CVE-2022-35677: 
Adobe Framemaker vulnerability analysis and mitigation

Adobe FrameMaker for Windows was found to contain a heap-based buffer overflow vulnerability (CVE-2022-35677) that was disclosed on August 9, 2022. The vulnerability affects Adobe FrameMaker 2019 Release Update 8 and earlier versions, as well as FrameMaker 2020 Release Update 4 and earlier versions (Adobe Security).

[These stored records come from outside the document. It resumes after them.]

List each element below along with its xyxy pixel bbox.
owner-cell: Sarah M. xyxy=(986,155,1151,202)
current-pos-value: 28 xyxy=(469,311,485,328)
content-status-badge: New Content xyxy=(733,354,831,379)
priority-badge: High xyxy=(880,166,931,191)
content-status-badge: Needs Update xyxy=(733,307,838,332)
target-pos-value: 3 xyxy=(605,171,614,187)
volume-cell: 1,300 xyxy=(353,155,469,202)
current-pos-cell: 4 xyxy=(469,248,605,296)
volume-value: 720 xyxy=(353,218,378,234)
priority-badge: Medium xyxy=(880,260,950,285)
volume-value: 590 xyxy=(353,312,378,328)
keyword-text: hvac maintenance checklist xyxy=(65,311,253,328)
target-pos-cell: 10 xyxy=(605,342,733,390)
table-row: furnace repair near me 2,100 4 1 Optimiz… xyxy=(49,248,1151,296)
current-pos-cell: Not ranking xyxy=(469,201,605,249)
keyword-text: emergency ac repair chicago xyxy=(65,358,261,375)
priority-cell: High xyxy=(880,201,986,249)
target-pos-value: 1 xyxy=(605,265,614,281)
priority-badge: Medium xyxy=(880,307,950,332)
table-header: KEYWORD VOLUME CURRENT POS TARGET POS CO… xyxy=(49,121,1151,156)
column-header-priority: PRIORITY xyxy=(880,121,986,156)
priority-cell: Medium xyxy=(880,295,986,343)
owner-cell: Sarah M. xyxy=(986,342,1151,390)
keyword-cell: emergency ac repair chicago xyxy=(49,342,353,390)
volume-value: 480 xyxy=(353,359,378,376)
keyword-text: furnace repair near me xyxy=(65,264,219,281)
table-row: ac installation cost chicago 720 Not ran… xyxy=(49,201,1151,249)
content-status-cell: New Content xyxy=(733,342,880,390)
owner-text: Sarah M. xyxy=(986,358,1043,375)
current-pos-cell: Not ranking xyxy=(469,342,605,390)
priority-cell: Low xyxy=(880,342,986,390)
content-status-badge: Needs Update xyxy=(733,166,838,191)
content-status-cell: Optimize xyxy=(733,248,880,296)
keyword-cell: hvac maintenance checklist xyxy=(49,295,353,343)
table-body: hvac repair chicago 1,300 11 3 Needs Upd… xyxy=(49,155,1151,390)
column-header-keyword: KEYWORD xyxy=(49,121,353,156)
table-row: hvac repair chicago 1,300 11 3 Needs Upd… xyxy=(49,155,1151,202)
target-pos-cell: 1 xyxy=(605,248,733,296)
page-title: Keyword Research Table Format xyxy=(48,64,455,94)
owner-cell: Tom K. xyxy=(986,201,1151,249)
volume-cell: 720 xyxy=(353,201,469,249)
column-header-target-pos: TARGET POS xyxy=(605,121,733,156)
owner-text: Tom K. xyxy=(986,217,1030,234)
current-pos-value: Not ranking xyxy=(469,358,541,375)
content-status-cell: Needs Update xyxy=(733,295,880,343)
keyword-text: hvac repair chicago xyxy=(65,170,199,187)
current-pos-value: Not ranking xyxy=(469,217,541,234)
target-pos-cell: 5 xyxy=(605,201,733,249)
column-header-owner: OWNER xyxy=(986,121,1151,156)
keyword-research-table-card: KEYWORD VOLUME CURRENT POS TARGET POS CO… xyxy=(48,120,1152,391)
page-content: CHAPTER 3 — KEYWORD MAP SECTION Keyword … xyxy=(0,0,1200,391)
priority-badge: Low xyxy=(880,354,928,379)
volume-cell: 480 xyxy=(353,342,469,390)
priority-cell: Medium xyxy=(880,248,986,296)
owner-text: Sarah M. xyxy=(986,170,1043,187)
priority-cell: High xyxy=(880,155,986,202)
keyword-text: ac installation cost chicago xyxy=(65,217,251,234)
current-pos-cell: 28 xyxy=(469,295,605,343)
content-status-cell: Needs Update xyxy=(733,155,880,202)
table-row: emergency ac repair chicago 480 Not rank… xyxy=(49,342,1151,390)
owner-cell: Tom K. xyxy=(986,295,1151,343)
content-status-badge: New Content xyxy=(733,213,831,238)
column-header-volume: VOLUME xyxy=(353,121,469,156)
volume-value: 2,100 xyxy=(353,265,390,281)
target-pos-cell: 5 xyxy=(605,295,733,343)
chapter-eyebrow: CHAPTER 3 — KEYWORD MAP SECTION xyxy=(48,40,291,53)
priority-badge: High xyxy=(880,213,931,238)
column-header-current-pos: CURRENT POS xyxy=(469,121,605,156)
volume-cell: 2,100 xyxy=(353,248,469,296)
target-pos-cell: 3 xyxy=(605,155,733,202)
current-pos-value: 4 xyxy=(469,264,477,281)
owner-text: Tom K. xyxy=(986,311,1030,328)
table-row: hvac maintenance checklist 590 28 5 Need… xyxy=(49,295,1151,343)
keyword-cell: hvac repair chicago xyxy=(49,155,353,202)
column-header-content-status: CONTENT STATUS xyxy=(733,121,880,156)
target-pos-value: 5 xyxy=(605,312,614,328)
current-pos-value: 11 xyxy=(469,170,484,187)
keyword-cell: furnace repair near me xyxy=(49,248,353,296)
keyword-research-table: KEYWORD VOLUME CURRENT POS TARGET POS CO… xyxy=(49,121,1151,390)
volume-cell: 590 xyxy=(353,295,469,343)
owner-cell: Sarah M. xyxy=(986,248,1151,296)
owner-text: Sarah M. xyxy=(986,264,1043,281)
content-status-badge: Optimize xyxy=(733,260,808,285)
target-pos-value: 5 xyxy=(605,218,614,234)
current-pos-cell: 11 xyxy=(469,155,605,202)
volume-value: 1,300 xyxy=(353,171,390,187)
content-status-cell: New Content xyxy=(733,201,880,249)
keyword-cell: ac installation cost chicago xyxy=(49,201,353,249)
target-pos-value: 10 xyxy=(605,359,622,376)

The vulnerability exists within the parsing of SVG files and results from the lack of proper validation of the length of user-supplied data prior to copying it to a fixed-length heap-based buffer. The vulnerability has been assigned a CVSS base score of 7.8 (AV:L/AC:L/PR:N/UI:R/S:U/C:H/I:H/A:H), indicating a high severity level (ZDI Advisory).

If successfully exploited, this vulnerability allows remote attackers to execute arbitrary code in the context of the current process on affected installations of Adobe FrameMaker. The high CVSS score indicates potential severe impacts on the confidentiality, integrity, and availability of the affected system (ZDI Advisory).

Adobe has released updates to address this vulnerability. Users of Adobe FrameMaker 2019 should update to version 15.0.8, and FrameMaker 2020 users should update to version 16.0.4. The updates are available through Adobe's official channels (Lansweeper Blog).